3. Fare del bene senza
ostentazione è un grande merito, nascondere la mano che lo fa è ancora
più meritorio: è il segno incontestabile di una grande superiorità
morale perché, per vedere le cose da un livello più alto di quello
comune, bisogna prescindere dalla vita presente e identificarsi con la
vita futura. In una parola, bisogna collocarsi al di sopra dell'umanità
per poter rinunciare alla soddisfazione che ne deriva dalla
testimonianza degli uomini e attendere l'approvazione di Dio. Chi tiene
più al suffragio degli uomini che a quello di Dio dimostra che ha più
fede negli uomini che in Dio e che la vita presente vale per lui più di
quella futura o, persino, che non crede nella vita futura. Se sostiene
il contrario, è come se non credesse in quello che dice.
Quanti sono quelli che compiono il loro obbligo nella speranza che il
beneficiato lo vada a gridare in giro, quanti quelli che alla luce del
giorno donano ingenti somme e, quando non c'è nessuno che possa vedere,
non darebbero una moneta! È per questo che Gesù ha detto: «Quelli che fanno della beneficenza con ostentazione hanno già ricevuto la loro ricompensa». Infatti,
chi cerca la sua glorificazione sulla Terra per il bene che fa, si è
già ricompensato da solo: Dio non gli deve più niente.
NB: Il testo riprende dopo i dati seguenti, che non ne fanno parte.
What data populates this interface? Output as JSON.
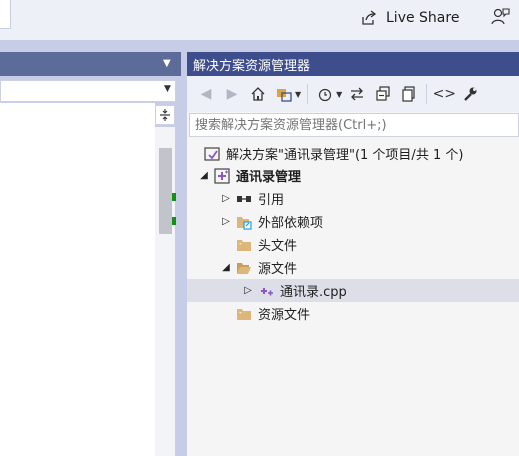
{
  "header": {
    "live_share_label": "Live Share"
  },
  "solution_explorer": {
    "title": "解决方案资源管理器",
    "search": {
      "placeholder": "搜索解决方案资源管理器(Ctrl+;)"
    },
    "tree": [
      {
        "label": "解决方案\"通讯录管理\"(1 个项目/共 1 个)",
        "icon": "solution-icon",
        "level": 0,
        "state": "none"
      },
      {
        "label": "通讯录管理",
        "icon": "cpp-project-icon",
        "level": 1,
        "state": "expanded",
        "bold": true
      },
      {
        "label": "引用",
        "icon": "references-icon",
        "level": 2,
        "state": "collapsed"
      },
      {
        "label": "外部依赖项",
        "icon": "external-deps-icon",
        "level": 2,
        "state": "collapsed"
      },
      {
        "label": "头文件",
        "icon": "folder-filter-icon",
        "level": 2,
        "state": "none"
      },
      {
        "label": "源文件",
        "icon": "folder-filter-open-icon",
        "level": 2,
        "state": "expanded"
      },
      {
        "label": "通讯录.cpp",
        "icon": "cpp-file-icon",
        "level": 3,
        "state": "collapsed",
        "selected": true
      },
      {
        "label": "资源文件",
        "icon": "folder-filter-icon",
        "level": 2,
        "state": "none"
      }
    ]
  },
  "colors": {
    "title_bar": "#3e4e8c",
    "frame": "#c7cde6",
    "selection": "#dcdfe8"
  }
}
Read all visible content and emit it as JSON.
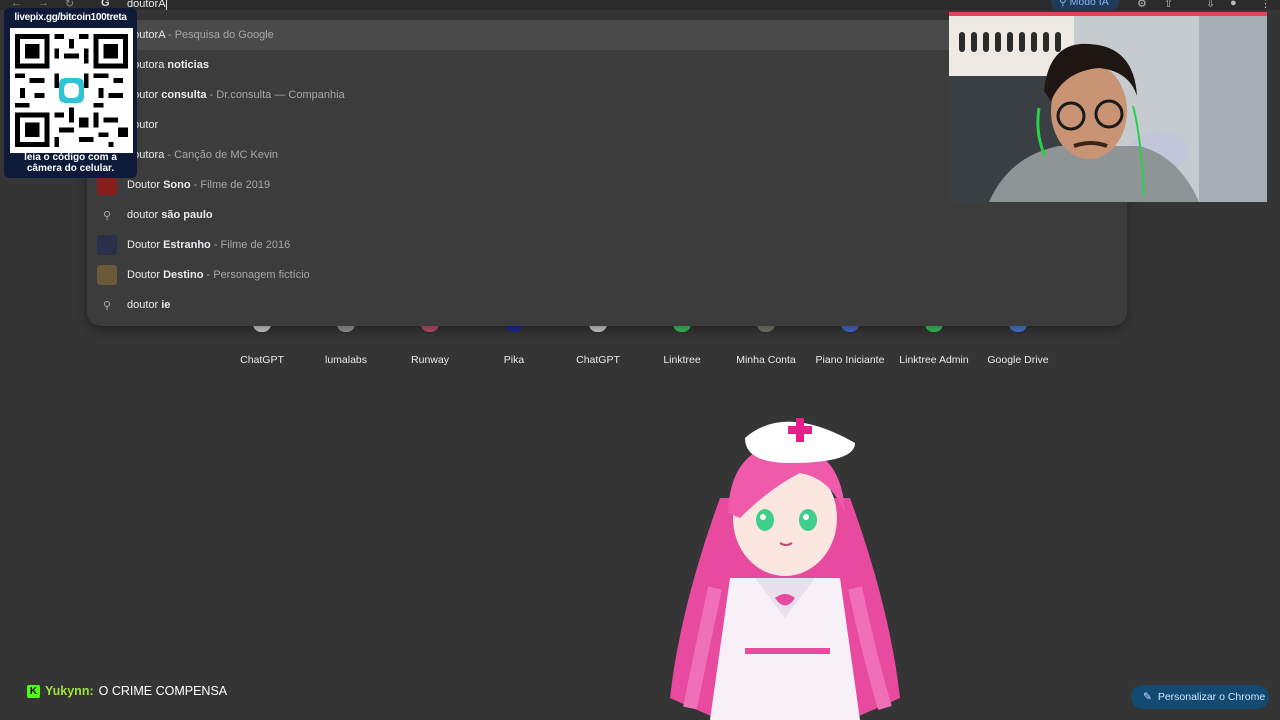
{
  "browser": {
    "omnibox_text": "doutorA",
    "modo_ia_label": "Modo IA",
    "icons": [
      "back-icon",
      "forward-icon",
      "reload-icon",
      "google-icon",
      "search-icon",
      "extensions-icon",
      "share-icon",
      "downloads-icon",
      "profile-icon",
      "menu-icon"
    ]
  },
  "suggestions": [
    {
      "prefix": "doutorA",
      "bold": "",
      "sub": " - Pesquisa do Google",
      "icon": "search-icon"
    },
    {
      "prefix": "doutora ",
      "bold": "noticias",
      "sub": "",
      "icon": "search-icon"
    },
    {
      "prefix": "doutor ",
      "bold": "consulta",
      "sub": " - Dr.consulta — Companhia",
      "icon": "search-icon"
    },
    {
      "prefix": "doutor",
      "bold": "",
      "sub": "",
      "icon": "search-icon"
    },
    {
      "prefix": "doutora",
      "bold": "",
      "sub": " - Canção de MC Kevin",
      "icon": "search-icon"
    },
    {
      "prefix": "Doutor ",
      "bold": "Sono",
      "sub": " - Filme de 2019",
      "icon": "movie-thumbnail"
    },
    {
      "prefix": "doutor ",
      "bold": "são paulo",
      "sub": "",
      "icon": "search-icon"
    },
    {
      "prefix": "Doutor ",
      "bold": "Estranho",
      "sub": " - Filme de 2016",
      "icon": "movie-thumbnail"
    },
    {
      "prefix": "Doutor ",
      "bold": "Destino",
      "sub": " - Personagem fictício",
      "icon": "character-thumbnail"
    },
    {
      "prefix": "doutor ",
      "bold": "ie",
      "sub": "",
      "icon": "search-icon"
    }
  ],
  "shortcuts": [
    {
      "label": "ChatGPT",
      "color": "#cfcfcf"
    },
    {
      "label": "lumalabs",
      "color": "#9a9a9a"
    },
    {
      "label": "Runway",
      "color": "#c0506b"
    },
    {
      "label": "Pika",
      "color": "#1b2a9a"
    },
    {
      "label": "ChatGPT",
      "color": "#cfcfcf"
    },
    {
      "label": "Linktree",
      "color": "#34c759"
    },
    {
      "label": "Minha Conta",
      "color": "#7a7a6a"
    },
    {
      "label": "Piano Iniciante",
      "color": "#4a6ad0"
    },
    {
      "label": "Linktree Admin",
      "color": "#34c759"
    },
    {
      "label": "Google Drive",
      "color": "#4a7ad8"
    }
  ],
  "qr_overlay": {
    "url": "livepix.gg/bitcoin100treta",
    "caption_line1": "leia o código com a",
    "caption_line2": "câmera do celular."
  },
  "chat": {
    "badge": "K",
    "username": "Yukynn",
    "separator": " :",
    "message": "O CRIME COMPENSA"
  },
  "customize_button": {
    "label": "Personalizar o Chrome",
    "icon": "pencil-icon"
  },
  "colors": {
    "background": "#353535",
    "dropdown": "#3c3c3c",
    "accent_blue": "#124a72",
    "webcam_border": "#e2455a"
  }
}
Gli rimane solo
la punizione per il suo orgoglio.
Non sappia la tua sinistra quel che fa la destra è una
figura retorica che caratterizza mirabilmente la beneficenza offerta
con modestia. Ma se c'è la vera modestia, c'è anche la modestia
recitata, l'immagine della modestia. Ci sono persone che nascondono la
mano che dona, avendo cura di lasciarne intravedere un po',
preoccupandosi se qualcuno non li vede nasconderla. Indegna parodia
delle massime di Cristo! Se i benefattori orgogliosi sono poco
apprezzati dagli uomini, che cosa ne sarà al cospetto di Dio? Costoro
hanno già ricevuto la loro ricompensa sulla Terra. Sono stati visti,
sono soddisfatti di essere stati visti: questo è tutto ciò che avranno.
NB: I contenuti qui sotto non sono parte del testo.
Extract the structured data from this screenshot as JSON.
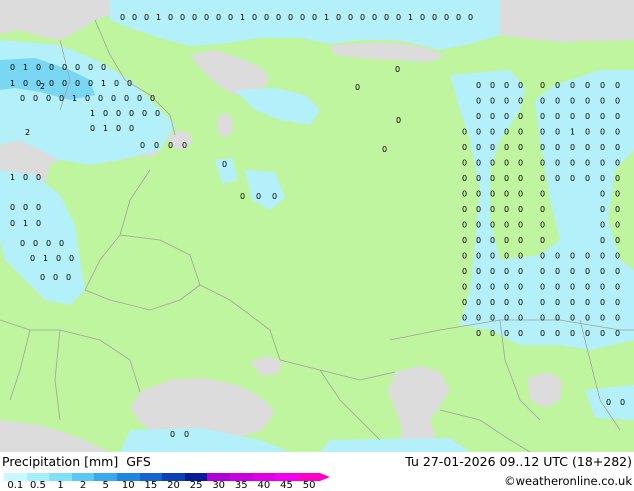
{
  "map": {
    "colors": {
      "land": "#bff59f",
      "sea": "#dcdcdc",
      "border": "#a0a0a0",
      "precip_light": "#b4f0fa",
      "precip_medium": "#7ad7f3"
    },
    "cell_marker_labels": [
      "0",
      "1",
      "2"
    ]
  },
  "footer": {
    "title_left": "Precipitation [mm]",
    "model": "GFS",
    "datetime": "Tu 27-01-2026 09..12 UTC (18+282)",
    "credit": "©weatheronline.co.uk"
  },
  "legend": {
    "labels": [
      "0.1",
      "0.5",
      "1",
      "2",
      "5",
      "10",
      "15",
      "20",
      "25",
      "30",
      "35",
      "40",
      "45",
      "50"
    ],
    "colors": [
      "#c8f8fc",
      "#a6eefa",
      "#80e0f8",
      "#5ac8f2",
      "#3aa8ec",
      "#1e88e0",
      "#1464d0",
      "#0c40b8",
      "#061c98",
      "#b000d8",
      "#c800e0",
      "#dc00e8",
      "#f000f0",
      "#ff00c8"
    ]
  }
}
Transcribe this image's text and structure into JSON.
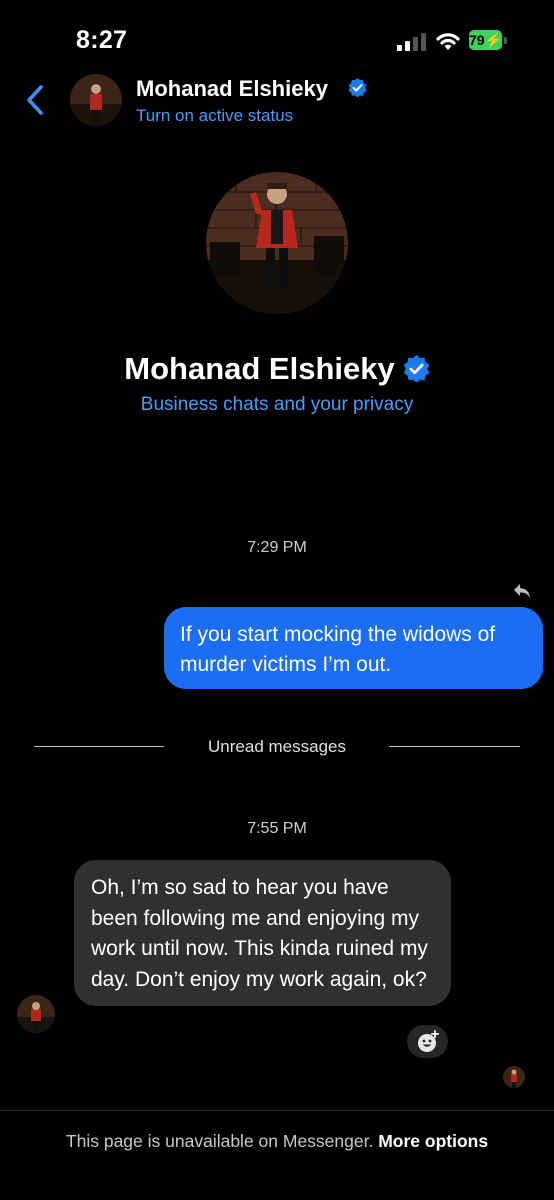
{
  "status_bar": {
    "time": "8:27",
    "battery": "79"
  },
  "header": {
    "name": "Mohanad Elshieky",
    "status": "Turn on active status"
  },
  "profile": {
    "name": "Mohanad Elshieky",
    "link": "Business chats and your privacy"
  },
  "messages": {
    "timestamp_1": "7:29 PM",
    "outgoing_text": "If you start mocking the widows of murder victims I’m out.",
    "unread_label": "Unread messages",
    "timestamp_2": "7:55 PM",
    "incoming_text": "Oh, I’m so sad to hear you have been following me and enjoying my work until now. This kinda ruined my day. Don’t enjoy my work again, ok?"
  },
  "footer": {
    "text": "This page is unavailable on Messenger.",
    "link": "More options"
  },
  "colors": {
    "accent": "#4b9cf4",
    "outgoing_bubble": "#1b6df4",
    "incoming_bubble": "#303030",
    "battery": "#3bd15c"
  }
}
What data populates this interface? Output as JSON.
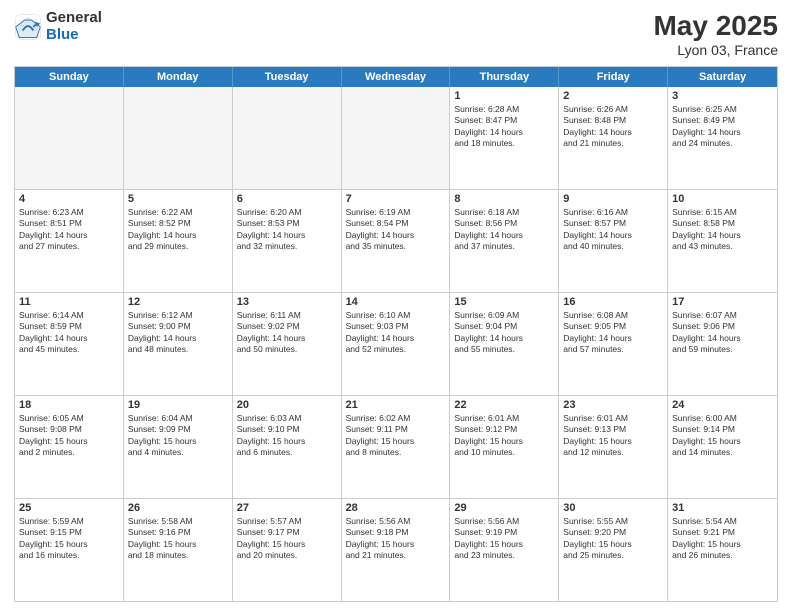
{
  "header": {
    "logo_general": "General",
    "logo_blue": "Blue",
    "title": "May 2025",
    "location": "Lyon 03, France"
  },
  "weekdays": [
    "Sunday",
    "Monday",
    "Tuesday",
    "Wednesday",
    "Thursday",
    "Friday",
    "Saturday"
  ],
  "rows": [
    [
      {
        "day": "",
        "info": ""
      },
      {
        "day": "",
        "info": ""
      },
      {
        "day": "",
        "info": ""
      },
      {
        "day": "",
        "info": ""
      },
      {
        "day": "1",
        "info": "Sunrise: 6:28 AM\nSunset: 8:47 PM\nDaylight: 14 hours\nand 18 minutes."
      },
      {
        "day": "2",
        "info": "Sunrise: 6:26 AM\nSunset: 8:48 PM\nDaylight: 14 hours\nand 21 minutes."
      },
      {
        "day": "3",
        "info": "Sunrise: 6:25 AM\nSunset: 8:49 PM\nDaylight: 14 hours\nand 24 minutes."
      }
    ],
    [
      {
        "day": "4",
        "info": "Sunrise: 6:23 AM\nSunset: 8:51 PM\nDaylight: 14 hours\nand 27 minutes."
      },
      {
        "day": "5",
        "info": "Sunrise: 6:22 AM\nSunset: 8:52 PM\nDaylight: 14 hours\nand 29 minutes."
      },
      {
        "day": "6",
        "info": "Sunrise: 6:20 AM\nSunset: 8:53 PM\nDaylight: 14 hours\nand 32 minutes."
      },
      {
        "day": "7",
        "info": "Sunrise: 6:19 AM\nSunset: 8:54 PM\nDaylight: 14 hours\nand 35 minutes."
      },
      {
        "day": "8",
        "info": "Sunrise: 6:18 AM\nSunset: 8:56 PM\nDaylight: 14 hours\nand 37 minutes."
      },
      {
        "day": "9",
        "info": "Sunrise: 6:16 AM\nSunset: 8:57 PM\nDaylight: 14 hours\nand 40 minutes."
      },
      {
        "day": "10",
        "info": "Sunrise: 6:15 AM\nSunset: 8:58 PM\nDaylight: 14 hours\nand 43 minutes."
      }
    ],
    [
      {
        "day": "11",
        "info": "Sunrise: 6:14 AM\nSunset: 8:59 PM\nDaylight: 14 hours\nand 45 minutes."
      },
      {
        "day": "12",
        "info": "Sunrise: 6:12 AM\nSunset: 9:00 PM\nDaylight: 14 hours\nand 48 minutes."
      },
      {
        "day": "13",
        "info": "Sunrise: 6:11 AM\nSunset: 9:02 PM\nDaylight: 14 hours\nand 50 minutes."
      },
      {
        "day": "14",
        "info": "Sunrise: 6:10 AM\nSunset: 9:03 PM\nDaylight: 14 hours\nand 52 minutes."
      },
      {
        "day": "15",
        "info": "Sunrise: 6:09 AM\nSunset: 9:04 PM\nDaylight: 14 hours\nand 55 minutes."
      },
      {
        "day": "16",
        "info": "Sunrise: 6:08 AM\nSunset: 9:05 PM\nDaylight: 14 hours\nand 57 minutes."
      },
      {
        "day": "17",
        "info": "Sunrise: 6:07 AM\nSunset: 9:06 PM\nDaylight: 14 hours\nand 59 minutes."
      }
    ],
    [
      {
        "day": "18",
        "info": "Sunrise: 6:05 AM\nSunset: 9:08 PM\nDaylight: 15 hours\nand 2 minutes."
      },
      {
        "day": "19",
        "info": "Sunrise: 6:04 AM\nSunset: 9:09 PM\nDaylight: 15 hours\nand 4 minutes."
      },
      {
        "day": "20",
        "info": "Sunrise: 6:03 AM\nSunset: 9:10 PM\nDaylight: 15 hours\nand 6 minutes."
      },
      {
        "day": "21",
        "info": "Sunrise: 6:02 AM\nSunset: 9:11 PM\nDaylight: 15 hours\nand 8 minutes."
      },
      {
        "day": "22",
        "info": "Sunrise: 6:01 AM\nSunset: 9:12 PM\nDaylight: 15 hours\nand 10 minutes."
      },
      {
        "day": "23",
        "info": "Sunrise: 6:01 AM\nSunset: 9:13 PM\nDaylight: 15 hours\nand 12 minutes."
      },
      {
        "day": "24",
        "info": "Sunrise: 6:00 AM\nSunset: 9:14 PM\nDaylight: 15 hours\nand 14 minutes."
      }
    ],
    [
      {
        "day": "25",
        "info": "Sunrise: 5:59 AM\nSunset: 9:15 PM\nDaylight: 15 hours\nand 16 minutes."
      },
      {
        "day": "26",
        "info": "Sunrise: 5:58 AM\nSunset: 9:16 PM\nDaylight: 15 hours\nand 18 minutes."
      },
      {
        "day": "27",
        "info": "Sunrise: 5:57 AM\nSunset: 9:17 PM\nDaylight: 15 hours\nand 20 minutes."
      },
      {
        "day": "28",
        "info": "Sunrise: 5:56 AM\nSunset: 9:18 PM\nDaylight: 15 hours\nand 21 minutes."
      },
      {
        "day": "29",
        "info": "Sunrise: 5:56 AM\nSunset: 9:19 PM\nDaylight: 15 hours\nand 23 minutes."
      },
      {
        "day": "30",
        "info": "Sunrise: 5:55 AM\nSunset: 9:20 PM\nDaylight: 15 hours\nand 25 minutes."
      },
      {
        "day": "31",
        "info": "Sunrise: 5:54 AM\nSunset: 9:21 PM\nDaylight: 15 hours\nand 26 minutes."
      }
    ]
  ]
}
Quale sarà dunque la ricompensa per chi fa pesare la sua beneficenza
sul beneficiato, obbligandolo in qualche modo a testimoniargli
riconoscenza e facendogli sentire la sua posizione col sottolineare il
prezzo dei sacrifici ch'egli s'impone per lui? Oh! Per costui non c'è
neppure la ricompensa terrena, perché viene privato della dolce
soddisfazione di sentire benedire il suo nome. E questo è il primo
castigo per il suo orgoglio. Le lacrime che asciuga a vantaggio della
propria vanità, anziché salire al cielo, ricadono sul cuore
dell'afflitto e lo feriscono. Il bene che fa è senza vantaggio per
quello perché gli viene rinfacciato e perché il bene rinfacciato è come
una moneta falsa e perciò senza valore.
La beneficenza senza
ostentazione ha doppio merito: oltre alla carità materiale, c'è la
carità morale. Essa rispetta la sensibilità del beneficiato e gli fa
accettare la beneficenza senza che il suo amor proprio ne soffra,
salvaguardando la dignità dell'uomo, perché colui che accetterà un
favore rifiuterebbe un'elemosina. Ora, fare di un favore un'elemosina,
per il modo in cui lo si fa, vuoi dire umiliare chi lo riceve, e c'è
sempre orgoglio e cattiveria nell'umiliare qualcuno. La vera carità, al
contrario, è delicata poiché il beneficio offerto viene nobilmente
dissimulato, per evitare che anche una minima causa possa ferire.
Infatti qualsiasi ferita morale andrebbe ad aggiungersi alla sofferenza
che nasce dal bisogno. La vera carità sa trovare parole dolci e
affabili, che mettono il bisognoso a proprio agio di fronte al
benefattore, mentre la carità orgogliosa lo schiaccia. Il massimo della
vera generosità si raggiunge quando il benefattore, invertendo i ruoli,
trova il modo per sembrare lui stesso il beneficato di fronte a colui al
quale rende un servigio. Ecco che cosa vogliono dire le parole: «Non
sappia la tua sinistra quel che fa la destra».